Foundations --> CNN Doubts #206

Closed shashankvasisht closed 2 years ago

shashankvasisht commented 2 years ago

Hi, Thank you for such excellent lessons!!!

I had 3 doubts in the lecture, can you please explain them:

  1. When we pad the one-hot sequences to max number of seq length, why do we not put 1 at the 0th index? (so as to make it to correspond to < pad > token) Why is it currently all zeros ?

  2. When we're loading the weights in the interpretableCNN model, why dont we get the weight mis-match error ? (as we have dropped the FC layer part and we're also not using strict=False )

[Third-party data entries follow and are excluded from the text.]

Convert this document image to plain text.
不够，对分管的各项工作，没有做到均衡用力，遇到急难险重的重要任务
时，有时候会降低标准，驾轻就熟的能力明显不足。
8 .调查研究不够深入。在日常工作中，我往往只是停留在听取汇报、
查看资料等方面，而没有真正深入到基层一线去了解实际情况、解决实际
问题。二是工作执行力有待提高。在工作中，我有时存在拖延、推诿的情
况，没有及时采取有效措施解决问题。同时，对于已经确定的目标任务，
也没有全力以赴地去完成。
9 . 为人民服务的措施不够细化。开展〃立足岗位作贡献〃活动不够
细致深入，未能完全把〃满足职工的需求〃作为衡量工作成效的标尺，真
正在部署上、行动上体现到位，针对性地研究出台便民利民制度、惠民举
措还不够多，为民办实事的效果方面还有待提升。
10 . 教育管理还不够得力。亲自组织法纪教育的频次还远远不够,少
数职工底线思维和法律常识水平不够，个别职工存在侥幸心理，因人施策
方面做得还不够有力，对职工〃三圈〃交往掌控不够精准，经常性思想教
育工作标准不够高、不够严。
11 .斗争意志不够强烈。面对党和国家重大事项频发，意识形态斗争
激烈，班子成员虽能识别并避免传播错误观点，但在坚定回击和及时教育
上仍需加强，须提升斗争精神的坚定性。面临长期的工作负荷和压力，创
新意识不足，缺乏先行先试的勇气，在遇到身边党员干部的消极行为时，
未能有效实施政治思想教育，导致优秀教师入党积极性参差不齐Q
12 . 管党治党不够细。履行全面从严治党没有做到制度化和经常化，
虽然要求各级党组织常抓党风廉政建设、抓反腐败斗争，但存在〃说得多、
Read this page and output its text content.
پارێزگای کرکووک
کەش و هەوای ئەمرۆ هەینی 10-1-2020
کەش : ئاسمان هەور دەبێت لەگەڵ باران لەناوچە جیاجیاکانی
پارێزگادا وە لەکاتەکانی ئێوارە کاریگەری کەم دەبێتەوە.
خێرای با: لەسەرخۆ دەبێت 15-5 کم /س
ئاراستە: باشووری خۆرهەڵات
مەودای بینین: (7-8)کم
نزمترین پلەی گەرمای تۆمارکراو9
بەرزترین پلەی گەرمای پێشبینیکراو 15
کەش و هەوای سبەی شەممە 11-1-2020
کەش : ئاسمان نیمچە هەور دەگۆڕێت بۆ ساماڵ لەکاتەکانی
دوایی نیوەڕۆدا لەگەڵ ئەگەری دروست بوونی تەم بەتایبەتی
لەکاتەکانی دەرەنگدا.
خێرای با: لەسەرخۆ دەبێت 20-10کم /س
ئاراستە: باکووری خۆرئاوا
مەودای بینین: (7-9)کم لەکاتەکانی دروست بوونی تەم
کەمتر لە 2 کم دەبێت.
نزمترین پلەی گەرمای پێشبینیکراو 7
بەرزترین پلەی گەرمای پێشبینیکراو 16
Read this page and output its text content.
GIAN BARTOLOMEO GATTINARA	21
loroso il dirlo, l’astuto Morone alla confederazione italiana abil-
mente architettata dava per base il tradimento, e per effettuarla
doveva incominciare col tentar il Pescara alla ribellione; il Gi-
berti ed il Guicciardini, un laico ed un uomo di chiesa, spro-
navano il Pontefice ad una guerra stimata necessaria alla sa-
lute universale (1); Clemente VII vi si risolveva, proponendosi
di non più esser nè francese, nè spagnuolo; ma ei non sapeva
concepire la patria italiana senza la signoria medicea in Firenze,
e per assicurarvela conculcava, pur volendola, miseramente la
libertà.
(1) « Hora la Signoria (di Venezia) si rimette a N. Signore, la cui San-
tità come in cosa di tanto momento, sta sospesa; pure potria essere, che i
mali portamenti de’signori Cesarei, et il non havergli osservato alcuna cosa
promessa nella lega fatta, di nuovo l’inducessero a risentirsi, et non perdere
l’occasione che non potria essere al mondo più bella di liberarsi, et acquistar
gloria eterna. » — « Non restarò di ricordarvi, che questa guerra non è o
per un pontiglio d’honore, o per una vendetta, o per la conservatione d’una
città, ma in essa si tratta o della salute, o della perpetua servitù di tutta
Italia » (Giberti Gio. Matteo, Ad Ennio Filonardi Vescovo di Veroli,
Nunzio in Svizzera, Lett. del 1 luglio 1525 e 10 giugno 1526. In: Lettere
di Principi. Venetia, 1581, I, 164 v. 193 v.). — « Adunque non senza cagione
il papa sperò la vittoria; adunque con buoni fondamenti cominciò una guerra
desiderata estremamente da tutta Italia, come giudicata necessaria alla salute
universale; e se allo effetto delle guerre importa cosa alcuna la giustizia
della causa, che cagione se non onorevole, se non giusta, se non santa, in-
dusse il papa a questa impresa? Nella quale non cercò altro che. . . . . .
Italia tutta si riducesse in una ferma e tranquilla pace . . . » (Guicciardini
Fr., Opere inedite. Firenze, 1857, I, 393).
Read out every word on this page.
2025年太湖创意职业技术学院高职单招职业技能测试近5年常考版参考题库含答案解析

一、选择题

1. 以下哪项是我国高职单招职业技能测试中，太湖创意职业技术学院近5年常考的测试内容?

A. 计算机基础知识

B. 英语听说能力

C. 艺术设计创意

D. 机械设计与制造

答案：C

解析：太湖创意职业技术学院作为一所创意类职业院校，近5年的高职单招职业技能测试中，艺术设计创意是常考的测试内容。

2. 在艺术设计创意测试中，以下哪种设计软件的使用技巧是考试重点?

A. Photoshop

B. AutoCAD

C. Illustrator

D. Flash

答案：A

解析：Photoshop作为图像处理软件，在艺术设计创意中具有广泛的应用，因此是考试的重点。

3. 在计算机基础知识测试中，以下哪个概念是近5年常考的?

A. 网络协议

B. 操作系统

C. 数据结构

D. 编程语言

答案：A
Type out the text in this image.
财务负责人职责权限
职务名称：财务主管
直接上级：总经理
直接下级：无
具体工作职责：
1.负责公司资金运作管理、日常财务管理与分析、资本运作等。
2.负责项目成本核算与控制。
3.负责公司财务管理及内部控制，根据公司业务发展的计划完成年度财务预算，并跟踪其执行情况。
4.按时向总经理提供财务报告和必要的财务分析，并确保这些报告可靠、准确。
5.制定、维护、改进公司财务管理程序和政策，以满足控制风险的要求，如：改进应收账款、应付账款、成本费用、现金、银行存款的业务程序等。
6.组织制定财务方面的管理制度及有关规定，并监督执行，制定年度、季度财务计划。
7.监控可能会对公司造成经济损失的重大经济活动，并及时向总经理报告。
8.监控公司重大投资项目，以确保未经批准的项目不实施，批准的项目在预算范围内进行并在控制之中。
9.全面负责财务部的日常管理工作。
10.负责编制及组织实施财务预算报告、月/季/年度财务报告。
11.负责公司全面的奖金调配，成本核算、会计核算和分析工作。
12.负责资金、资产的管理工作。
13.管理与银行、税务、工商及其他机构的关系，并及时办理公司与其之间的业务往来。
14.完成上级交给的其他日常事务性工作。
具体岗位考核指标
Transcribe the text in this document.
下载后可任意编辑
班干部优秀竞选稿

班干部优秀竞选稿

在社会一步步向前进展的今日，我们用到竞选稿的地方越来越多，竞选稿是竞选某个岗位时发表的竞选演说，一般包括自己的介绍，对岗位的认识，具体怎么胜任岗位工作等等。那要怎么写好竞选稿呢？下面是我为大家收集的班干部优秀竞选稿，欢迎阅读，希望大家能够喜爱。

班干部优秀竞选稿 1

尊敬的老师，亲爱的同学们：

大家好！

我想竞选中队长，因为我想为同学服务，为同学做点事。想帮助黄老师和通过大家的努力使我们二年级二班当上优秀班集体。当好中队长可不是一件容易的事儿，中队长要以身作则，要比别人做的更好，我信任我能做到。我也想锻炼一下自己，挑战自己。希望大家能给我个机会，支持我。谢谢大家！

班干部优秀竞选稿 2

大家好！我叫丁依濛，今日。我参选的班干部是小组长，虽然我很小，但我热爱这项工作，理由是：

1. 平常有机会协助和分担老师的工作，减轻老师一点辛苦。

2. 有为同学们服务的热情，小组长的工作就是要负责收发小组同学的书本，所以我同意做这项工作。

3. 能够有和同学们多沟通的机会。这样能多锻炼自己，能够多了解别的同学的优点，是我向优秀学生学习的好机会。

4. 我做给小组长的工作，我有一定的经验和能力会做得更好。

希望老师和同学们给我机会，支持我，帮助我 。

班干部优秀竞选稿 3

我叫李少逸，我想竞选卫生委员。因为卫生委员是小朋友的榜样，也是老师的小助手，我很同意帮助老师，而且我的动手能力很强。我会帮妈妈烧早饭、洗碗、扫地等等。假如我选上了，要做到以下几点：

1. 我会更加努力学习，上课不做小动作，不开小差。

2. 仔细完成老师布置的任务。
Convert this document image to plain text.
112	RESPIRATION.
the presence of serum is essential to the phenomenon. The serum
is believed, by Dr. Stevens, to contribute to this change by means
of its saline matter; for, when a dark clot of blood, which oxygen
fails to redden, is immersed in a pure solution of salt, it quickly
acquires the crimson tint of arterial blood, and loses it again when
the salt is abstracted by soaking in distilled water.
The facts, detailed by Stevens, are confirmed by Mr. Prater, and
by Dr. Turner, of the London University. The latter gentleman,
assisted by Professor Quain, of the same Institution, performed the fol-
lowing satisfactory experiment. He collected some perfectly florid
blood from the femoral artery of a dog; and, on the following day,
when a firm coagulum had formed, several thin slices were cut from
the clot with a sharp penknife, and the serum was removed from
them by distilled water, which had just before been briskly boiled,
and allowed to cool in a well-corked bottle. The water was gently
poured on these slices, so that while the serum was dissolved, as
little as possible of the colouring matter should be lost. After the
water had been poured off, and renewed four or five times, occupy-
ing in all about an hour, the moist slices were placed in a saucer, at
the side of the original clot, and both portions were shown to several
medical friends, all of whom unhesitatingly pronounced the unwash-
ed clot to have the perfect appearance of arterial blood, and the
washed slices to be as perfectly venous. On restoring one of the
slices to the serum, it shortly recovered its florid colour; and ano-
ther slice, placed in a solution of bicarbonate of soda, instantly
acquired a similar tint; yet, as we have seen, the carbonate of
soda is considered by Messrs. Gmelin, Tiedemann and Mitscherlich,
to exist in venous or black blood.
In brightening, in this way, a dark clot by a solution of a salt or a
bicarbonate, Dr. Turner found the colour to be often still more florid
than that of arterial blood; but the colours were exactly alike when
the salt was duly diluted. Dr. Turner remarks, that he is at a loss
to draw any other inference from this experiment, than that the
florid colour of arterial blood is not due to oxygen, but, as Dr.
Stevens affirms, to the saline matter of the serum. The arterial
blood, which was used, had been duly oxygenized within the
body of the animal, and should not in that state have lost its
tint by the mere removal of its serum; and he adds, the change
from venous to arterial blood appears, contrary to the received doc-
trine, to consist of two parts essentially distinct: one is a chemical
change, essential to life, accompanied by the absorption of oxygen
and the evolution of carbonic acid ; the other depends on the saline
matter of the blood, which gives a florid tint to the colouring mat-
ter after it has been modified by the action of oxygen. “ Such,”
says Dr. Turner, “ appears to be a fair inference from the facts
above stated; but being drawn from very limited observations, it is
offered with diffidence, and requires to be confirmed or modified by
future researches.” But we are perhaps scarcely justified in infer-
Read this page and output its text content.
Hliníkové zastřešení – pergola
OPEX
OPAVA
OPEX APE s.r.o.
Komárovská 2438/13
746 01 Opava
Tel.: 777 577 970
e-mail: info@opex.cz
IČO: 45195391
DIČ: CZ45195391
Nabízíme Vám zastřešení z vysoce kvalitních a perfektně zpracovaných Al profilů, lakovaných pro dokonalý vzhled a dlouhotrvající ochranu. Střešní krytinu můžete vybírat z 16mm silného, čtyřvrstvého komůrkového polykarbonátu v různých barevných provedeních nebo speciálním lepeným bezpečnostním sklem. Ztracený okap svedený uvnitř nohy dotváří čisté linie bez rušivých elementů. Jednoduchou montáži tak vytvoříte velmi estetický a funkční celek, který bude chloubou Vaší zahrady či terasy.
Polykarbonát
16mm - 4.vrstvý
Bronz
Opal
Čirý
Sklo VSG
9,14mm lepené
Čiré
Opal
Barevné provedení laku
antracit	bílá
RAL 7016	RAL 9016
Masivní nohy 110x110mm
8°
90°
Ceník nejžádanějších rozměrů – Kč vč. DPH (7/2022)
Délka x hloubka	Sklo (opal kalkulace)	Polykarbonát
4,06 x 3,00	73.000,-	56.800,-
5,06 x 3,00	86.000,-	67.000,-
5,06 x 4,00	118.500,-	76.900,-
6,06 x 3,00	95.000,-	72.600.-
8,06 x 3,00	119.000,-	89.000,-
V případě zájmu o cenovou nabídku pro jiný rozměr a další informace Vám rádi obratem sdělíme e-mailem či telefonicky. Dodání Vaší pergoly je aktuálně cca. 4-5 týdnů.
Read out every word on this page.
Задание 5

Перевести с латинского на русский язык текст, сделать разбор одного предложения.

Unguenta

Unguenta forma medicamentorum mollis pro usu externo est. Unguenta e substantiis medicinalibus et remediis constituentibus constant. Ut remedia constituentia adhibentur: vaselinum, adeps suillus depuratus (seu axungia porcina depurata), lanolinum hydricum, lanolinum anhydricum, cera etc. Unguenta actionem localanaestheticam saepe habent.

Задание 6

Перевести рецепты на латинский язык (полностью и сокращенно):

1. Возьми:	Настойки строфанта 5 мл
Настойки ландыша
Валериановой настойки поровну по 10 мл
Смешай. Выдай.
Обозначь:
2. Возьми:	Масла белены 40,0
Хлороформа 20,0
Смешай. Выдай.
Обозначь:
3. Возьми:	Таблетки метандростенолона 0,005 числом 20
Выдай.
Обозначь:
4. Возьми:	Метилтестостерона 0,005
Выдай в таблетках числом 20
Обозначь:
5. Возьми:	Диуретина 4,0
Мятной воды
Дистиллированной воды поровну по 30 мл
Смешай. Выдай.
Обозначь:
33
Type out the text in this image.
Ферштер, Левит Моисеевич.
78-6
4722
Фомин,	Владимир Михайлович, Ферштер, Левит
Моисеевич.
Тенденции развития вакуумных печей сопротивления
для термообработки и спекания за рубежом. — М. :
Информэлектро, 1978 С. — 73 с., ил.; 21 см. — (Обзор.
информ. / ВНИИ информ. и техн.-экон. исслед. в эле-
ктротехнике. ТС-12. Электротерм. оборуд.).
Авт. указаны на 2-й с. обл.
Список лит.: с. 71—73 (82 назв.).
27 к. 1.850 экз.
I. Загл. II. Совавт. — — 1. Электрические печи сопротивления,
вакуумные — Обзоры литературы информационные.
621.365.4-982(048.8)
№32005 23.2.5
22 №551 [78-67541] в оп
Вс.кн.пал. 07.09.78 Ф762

  3. My sns heatmap / conv_output have all the values 1 . It does not resemble yours...Can you help me with this?

image

GokuMohandas commented 2 years ago
  1. The token index is 0 in our code (see the Tokenizer class), unless it's configured otherwise. But you made me realize that we should pass in the index to pad_sequences instead of assuming it's 0. These kinds of mismatches lead to silent bugs! I'll push this change towards the end of this month.
  2. Good question, I'll add more details to the lesson to make this clear. But we're actually not dropping the FC layers. If you look at our __init__ function for InterpretableCNN, it has all the layers. The only difference is that we're returning an earlier artifact in the forward function.
  3. I've seen this happen if you don't train it to completion but also make sure that the PAD token index is zero. Until I solve the mismatch in pad_sequences function, we force PAD to be zeros.